“I love clowning. I love to—to—to do stupid things. And clowns need problems to live, so I love to be like, ‘Oh hey!’”
-Mario Lopez, a magician on Penn & Teller: Fool Us
I spent a lot of today making ‘obstacles’ with my two nieces. It started with little balance beams and towers for our ‘finger people’ to climb, and we took turns jumping a hand from block to block. Then one of them wanted an obstacle she could do. So we started crawling under things and balancing on things and laughing. We put all the chairs from the dining room into a line and tried to crawl under them. We built little block towers on each seat so we’d know if we bumped a chair. We stacked blocks with our toes. It was silly, challenging, delightful. I’ve done a very, very little bit of clowning in a theater class. It was so much fun. One question led to another, one problem to another, and the whole thing spiraled out—a something we were sharing.

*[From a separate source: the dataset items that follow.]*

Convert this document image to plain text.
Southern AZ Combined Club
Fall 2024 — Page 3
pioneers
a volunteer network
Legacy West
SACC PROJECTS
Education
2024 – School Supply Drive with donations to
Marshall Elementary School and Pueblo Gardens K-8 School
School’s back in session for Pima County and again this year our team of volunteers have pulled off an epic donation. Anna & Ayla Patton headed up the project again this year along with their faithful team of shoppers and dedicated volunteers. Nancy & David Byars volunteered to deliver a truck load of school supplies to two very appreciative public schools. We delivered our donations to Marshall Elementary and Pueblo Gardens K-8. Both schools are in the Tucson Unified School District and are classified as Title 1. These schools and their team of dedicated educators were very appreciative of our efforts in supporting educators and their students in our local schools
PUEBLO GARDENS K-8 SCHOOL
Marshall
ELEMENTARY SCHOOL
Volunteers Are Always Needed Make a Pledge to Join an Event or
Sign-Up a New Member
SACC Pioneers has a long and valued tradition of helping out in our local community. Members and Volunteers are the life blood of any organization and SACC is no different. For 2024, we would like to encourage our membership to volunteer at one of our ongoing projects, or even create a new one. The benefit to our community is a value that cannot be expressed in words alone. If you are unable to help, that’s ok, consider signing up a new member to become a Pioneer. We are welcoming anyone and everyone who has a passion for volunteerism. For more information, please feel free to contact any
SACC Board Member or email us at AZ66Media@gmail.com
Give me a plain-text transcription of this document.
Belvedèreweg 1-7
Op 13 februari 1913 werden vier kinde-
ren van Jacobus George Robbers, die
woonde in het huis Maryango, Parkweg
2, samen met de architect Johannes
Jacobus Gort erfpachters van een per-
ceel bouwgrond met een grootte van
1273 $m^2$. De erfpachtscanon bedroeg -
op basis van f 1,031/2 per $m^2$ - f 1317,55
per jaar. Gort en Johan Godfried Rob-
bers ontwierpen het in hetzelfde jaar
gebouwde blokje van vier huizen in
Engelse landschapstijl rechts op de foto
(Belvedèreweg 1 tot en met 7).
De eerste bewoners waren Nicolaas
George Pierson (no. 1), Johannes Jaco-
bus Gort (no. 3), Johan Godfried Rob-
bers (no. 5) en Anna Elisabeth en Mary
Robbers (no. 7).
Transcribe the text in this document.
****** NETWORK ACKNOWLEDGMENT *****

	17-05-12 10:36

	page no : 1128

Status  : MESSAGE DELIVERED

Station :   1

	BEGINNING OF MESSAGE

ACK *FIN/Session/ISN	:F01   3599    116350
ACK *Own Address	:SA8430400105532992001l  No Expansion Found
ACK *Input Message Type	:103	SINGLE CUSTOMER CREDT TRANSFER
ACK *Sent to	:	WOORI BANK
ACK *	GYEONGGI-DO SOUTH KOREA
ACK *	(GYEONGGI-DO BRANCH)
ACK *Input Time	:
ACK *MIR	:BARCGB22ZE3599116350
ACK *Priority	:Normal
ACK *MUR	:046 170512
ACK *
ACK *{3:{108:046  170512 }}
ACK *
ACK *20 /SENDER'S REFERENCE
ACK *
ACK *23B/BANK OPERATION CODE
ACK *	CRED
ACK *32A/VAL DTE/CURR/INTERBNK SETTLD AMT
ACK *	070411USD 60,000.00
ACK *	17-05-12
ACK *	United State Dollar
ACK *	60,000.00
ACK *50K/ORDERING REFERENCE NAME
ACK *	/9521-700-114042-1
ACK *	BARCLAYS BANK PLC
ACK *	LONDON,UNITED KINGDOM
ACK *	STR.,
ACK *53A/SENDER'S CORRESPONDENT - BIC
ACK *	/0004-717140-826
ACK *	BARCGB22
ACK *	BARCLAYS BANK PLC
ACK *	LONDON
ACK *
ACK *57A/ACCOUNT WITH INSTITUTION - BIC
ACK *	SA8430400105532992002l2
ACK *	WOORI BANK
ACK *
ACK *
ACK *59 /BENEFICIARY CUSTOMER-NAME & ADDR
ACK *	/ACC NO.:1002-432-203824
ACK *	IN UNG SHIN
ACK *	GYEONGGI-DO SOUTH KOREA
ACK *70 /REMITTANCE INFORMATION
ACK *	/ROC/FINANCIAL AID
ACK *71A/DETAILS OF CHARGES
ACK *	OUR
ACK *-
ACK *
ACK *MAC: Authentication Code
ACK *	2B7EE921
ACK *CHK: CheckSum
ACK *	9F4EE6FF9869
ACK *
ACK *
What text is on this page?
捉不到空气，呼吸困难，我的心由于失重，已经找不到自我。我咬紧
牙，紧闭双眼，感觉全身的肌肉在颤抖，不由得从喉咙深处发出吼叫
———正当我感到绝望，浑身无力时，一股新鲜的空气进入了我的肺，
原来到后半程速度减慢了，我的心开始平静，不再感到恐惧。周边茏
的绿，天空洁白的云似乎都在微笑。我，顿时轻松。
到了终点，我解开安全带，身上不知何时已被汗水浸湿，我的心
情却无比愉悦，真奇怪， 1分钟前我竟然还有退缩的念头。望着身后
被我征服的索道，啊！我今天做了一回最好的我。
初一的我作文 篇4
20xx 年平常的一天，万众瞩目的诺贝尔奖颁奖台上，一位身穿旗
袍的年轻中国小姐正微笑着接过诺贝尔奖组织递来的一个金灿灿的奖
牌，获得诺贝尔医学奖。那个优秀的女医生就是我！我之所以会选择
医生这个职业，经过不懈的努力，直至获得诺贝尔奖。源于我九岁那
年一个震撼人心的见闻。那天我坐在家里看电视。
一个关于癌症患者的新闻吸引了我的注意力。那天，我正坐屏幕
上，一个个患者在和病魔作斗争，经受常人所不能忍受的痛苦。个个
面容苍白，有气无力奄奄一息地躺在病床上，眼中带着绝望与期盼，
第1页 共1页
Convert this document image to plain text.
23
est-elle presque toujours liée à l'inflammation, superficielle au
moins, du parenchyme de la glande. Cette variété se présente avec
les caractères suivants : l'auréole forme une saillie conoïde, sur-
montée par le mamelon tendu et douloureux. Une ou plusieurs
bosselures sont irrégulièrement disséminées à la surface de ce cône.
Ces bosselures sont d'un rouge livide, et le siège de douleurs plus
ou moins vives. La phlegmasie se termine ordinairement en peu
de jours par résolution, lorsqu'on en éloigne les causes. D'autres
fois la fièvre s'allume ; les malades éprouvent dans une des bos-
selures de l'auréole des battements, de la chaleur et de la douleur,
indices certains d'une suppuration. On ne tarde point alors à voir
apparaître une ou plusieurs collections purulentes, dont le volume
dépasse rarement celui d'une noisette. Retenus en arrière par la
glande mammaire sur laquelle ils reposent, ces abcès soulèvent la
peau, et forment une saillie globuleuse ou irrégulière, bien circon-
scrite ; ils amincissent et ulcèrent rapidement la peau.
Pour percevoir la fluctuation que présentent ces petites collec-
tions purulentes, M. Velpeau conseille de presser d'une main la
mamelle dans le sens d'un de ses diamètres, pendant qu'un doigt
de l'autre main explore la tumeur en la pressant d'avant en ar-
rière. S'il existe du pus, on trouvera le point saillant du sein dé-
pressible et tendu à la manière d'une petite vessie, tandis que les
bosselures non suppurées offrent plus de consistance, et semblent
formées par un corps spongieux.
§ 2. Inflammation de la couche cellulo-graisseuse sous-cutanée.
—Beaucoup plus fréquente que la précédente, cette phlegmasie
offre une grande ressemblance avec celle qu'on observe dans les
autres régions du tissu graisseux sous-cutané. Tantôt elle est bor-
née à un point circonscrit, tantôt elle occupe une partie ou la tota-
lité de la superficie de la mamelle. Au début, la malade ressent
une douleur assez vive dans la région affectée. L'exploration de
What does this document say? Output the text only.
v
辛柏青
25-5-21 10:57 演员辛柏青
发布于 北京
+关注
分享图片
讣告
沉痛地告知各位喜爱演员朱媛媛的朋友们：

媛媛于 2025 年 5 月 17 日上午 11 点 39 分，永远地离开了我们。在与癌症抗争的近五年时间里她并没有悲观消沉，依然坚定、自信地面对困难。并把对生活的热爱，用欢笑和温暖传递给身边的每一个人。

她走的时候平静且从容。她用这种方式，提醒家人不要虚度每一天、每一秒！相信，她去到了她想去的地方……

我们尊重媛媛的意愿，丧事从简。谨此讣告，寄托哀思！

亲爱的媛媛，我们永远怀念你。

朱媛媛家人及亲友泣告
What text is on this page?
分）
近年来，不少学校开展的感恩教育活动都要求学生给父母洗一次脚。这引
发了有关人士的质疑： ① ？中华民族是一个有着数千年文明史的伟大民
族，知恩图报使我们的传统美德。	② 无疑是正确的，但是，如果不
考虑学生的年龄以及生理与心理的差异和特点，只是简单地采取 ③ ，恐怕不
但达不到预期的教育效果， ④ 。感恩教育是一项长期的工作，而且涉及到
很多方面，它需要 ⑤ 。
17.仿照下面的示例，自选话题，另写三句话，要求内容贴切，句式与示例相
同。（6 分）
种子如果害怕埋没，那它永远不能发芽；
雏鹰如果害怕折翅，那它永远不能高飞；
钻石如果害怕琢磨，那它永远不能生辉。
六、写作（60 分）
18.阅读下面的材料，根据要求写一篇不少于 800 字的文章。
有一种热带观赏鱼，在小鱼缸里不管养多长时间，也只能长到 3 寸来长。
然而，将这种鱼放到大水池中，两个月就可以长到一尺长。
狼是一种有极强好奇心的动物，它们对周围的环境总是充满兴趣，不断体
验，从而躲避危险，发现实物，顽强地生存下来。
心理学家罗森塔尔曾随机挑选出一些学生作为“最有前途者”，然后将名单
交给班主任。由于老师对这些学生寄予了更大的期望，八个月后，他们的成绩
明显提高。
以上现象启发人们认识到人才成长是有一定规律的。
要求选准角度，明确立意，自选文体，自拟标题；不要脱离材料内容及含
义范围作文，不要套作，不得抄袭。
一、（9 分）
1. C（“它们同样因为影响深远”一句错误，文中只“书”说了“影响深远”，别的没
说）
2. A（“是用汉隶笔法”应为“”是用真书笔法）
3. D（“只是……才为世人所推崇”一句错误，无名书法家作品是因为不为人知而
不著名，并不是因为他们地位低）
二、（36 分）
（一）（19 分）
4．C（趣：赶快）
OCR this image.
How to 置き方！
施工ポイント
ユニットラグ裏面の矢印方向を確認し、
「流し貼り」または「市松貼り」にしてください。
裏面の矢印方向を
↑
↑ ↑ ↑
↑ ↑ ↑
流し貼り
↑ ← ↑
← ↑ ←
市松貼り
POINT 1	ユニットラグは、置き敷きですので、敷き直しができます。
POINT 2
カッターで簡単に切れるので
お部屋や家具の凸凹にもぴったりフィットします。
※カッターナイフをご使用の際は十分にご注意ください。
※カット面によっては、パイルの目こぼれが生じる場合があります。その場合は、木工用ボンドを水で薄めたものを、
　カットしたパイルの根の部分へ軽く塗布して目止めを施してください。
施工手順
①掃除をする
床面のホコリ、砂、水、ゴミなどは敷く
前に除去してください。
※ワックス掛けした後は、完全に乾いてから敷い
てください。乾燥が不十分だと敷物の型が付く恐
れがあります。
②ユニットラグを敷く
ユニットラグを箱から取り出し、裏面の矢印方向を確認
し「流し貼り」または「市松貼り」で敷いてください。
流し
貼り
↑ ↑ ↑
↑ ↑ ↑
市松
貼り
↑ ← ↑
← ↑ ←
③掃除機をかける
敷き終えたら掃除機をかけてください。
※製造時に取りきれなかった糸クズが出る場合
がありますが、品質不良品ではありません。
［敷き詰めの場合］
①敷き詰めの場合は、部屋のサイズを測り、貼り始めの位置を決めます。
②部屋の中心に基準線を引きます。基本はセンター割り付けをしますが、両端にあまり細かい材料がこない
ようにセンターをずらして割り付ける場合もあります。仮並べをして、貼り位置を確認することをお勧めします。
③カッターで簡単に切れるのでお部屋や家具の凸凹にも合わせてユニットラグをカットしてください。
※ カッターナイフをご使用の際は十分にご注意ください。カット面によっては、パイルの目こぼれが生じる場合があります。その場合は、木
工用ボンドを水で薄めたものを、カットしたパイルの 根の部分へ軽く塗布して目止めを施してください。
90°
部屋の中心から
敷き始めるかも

Sometimes a day starts to feel like one problem after another, one distraction after another, one thing I messed up after another. It feels like Mario Lopez clowning around on stage, trying to stop the salt that’s magically pouring from his hands, his clothes, his feet. But look at his face. He’s laughing, awkward and sheepish and here with us. Scrunched between the chair’s legs and the carpet, blocks clattering down because I’d bumped the chair, I was having a wonderful time. Sometimes when I feel like I keep messing up, I start trying to arrange everything so I won’t run into any problems. But—well, clowns need problems to live.
My nieces and I push the couch so it makes a tight corner with the wall, and they go motoring through. I start after them. The corner’s going to be hard, of course, and that’s wonderful.